Both the male and female have an abdomen that is larger than their cephalothorax, measuring between 2.4 and 2.9 mm in length and between2.8 and 3.2 mm in width. The spider's abdomen is generally wider than it is long and usually lighter than its carapace. The male's are heart-shaped and the female's rounded. Its upper side is either orange-brownish with a blackish edge, yellowish or brown and its underside is brown. There is a noticeable hard plate or scutum on its underside and markings on the top. Immature specimens of the spider are characterised by lacking the scuta on the underside and having two oval scuta on the top. The female's legs are all yellow. The first pair of the male's legs is brown and larger than the others. The remainder of its legs are mainly brownish, with lighter areas.

Pachyballus transversus has distinctive copulatory organs. The male's palp finishes with a relatively small palpal tibia that has a single large spike, or tibial apophysis, projecting upwards. The apophysis curves slightly away from the rest of the palp. At the end of the tibia is an oval, semi-circular cymbium attached to a palpal bulb that is similar in size but hangs down alongside the tibia. The bulb has a pronounced bulge at the bottom and a thin projection called an embolus extending from its top, which wraps itself in tight coils before projecting away from the bulb and curving in towards the cymbium. The female spider's epigyne, or external and most visible part of the female copulatory organs, is oval with a horseshoe-shaped depression to the front. There are two copulatory openings that lead via long looping insemination ducts to relatively small receptacles, or spermathecae. The spermathecae show signs of sclerotization.

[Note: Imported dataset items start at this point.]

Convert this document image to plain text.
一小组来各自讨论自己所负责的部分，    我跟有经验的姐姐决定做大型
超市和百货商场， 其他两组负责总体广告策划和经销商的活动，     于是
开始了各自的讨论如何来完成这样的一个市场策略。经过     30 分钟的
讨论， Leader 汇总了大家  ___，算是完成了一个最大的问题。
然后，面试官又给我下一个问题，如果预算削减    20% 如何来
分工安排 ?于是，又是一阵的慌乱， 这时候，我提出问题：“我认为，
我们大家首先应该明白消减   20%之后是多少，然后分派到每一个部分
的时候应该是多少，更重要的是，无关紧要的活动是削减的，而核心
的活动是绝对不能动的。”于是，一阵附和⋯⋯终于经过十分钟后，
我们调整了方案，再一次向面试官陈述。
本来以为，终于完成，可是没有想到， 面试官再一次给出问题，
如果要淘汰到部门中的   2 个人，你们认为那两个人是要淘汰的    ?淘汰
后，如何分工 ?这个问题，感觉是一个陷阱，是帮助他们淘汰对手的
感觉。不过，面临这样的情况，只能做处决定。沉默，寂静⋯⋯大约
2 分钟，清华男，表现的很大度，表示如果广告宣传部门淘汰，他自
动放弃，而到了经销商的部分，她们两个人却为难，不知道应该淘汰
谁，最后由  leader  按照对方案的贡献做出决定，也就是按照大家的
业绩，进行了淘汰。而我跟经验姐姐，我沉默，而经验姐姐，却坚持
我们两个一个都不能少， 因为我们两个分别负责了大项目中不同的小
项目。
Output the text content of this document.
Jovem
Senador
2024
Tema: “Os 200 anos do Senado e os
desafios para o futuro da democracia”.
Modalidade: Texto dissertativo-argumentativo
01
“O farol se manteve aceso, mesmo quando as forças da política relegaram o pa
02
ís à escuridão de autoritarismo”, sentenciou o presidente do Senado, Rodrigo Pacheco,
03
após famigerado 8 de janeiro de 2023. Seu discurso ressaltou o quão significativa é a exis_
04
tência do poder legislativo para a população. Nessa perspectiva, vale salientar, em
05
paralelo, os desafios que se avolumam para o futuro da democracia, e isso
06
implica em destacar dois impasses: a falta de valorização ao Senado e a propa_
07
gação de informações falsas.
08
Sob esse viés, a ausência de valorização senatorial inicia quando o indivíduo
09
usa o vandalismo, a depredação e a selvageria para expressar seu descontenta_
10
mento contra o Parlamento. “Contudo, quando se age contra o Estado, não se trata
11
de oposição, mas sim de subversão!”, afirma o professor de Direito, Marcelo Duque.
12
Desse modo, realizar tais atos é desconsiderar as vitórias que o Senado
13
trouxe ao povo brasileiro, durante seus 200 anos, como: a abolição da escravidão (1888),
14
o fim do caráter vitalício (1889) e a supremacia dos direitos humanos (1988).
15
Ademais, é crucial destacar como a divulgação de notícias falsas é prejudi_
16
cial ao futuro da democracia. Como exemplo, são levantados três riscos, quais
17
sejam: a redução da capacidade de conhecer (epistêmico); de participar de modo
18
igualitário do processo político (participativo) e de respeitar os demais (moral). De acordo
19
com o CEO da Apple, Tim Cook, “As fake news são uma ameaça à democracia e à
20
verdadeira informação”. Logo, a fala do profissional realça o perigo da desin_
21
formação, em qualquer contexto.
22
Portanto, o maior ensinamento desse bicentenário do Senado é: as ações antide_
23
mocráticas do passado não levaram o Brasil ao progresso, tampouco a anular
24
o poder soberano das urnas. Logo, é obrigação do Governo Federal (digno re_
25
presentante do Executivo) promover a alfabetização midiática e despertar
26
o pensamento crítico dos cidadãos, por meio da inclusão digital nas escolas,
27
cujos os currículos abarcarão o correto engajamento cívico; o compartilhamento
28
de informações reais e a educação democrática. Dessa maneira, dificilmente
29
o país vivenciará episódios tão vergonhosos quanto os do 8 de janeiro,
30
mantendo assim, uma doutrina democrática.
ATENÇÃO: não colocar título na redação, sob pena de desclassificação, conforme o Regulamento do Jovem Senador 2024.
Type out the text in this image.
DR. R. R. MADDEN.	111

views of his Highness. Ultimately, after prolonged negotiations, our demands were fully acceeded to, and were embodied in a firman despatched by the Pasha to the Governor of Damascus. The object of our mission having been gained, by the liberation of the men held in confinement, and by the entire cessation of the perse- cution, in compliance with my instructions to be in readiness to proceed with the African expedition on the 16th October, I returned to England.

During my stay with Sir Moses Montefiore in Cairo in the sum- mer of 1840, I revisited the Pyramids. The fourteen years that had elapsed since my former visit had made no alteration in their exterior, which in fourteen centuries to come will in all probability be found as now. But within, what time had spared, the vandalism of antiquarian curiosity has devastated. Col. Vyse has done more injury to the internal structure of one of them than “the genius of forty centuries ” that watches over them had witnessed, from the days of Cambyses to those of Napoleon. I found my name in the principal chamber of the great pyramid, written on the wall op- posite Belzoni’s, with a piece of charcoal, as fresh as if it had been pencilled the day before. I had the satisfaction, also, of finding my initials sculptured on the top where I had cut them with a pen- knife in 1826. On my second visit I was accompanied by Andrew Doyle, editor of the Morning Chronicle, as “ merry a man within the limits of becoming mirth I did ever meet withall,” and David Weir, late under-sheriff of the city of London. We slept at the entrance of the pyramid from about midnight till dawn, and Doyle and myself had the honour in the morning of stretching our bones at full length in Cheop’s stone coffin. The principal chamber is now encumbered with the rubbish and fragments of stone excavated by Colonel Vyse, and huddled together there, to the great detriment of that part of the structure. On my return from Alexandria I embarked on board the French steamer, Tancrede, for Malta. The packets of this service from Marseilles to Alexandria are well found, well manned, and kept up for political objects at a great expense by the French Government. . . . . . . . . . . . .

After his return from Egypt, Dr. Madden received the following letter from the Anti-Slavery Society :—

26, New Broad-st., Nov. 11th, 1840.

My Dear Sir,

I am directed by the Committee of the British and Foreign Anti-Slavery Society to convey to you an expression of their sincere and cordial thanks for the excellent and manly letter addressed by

The spider resembles a beetle. It particularly resembles members of the Coccinellidae family. The shape of the scuta in juveniles is particularly similar to that of the hardened forewings, or elytra, of beetles. Combined with its choice of habitat, this suggests that this is a form of camouflage.

==Distribution and habitat==
Pachyballus spiders are generally found in Africa and have been recorded in Yemen. Pachyballus transversus was initially seen in Congo, South Africa, and Zanzibar. It has been subsequently identified as having a wide distribution across Africa. The spider has been found in Cameroon, both the Democratic Republic of Congo and Republic of Congo, Ethiopia, Guinea-Bissau, Ivory Coast, Mozambique, Somalia, South Africa and Tanzania. It has been seen living on branches in savanna, in rainforests and in plains at an altitude of 1100 m above sea level. The spider can also live in areas where humans have affected the ecosystem, including coffee plantations and shrubs where the savanna has been overgrazed. Its conservation status is of Least Concern.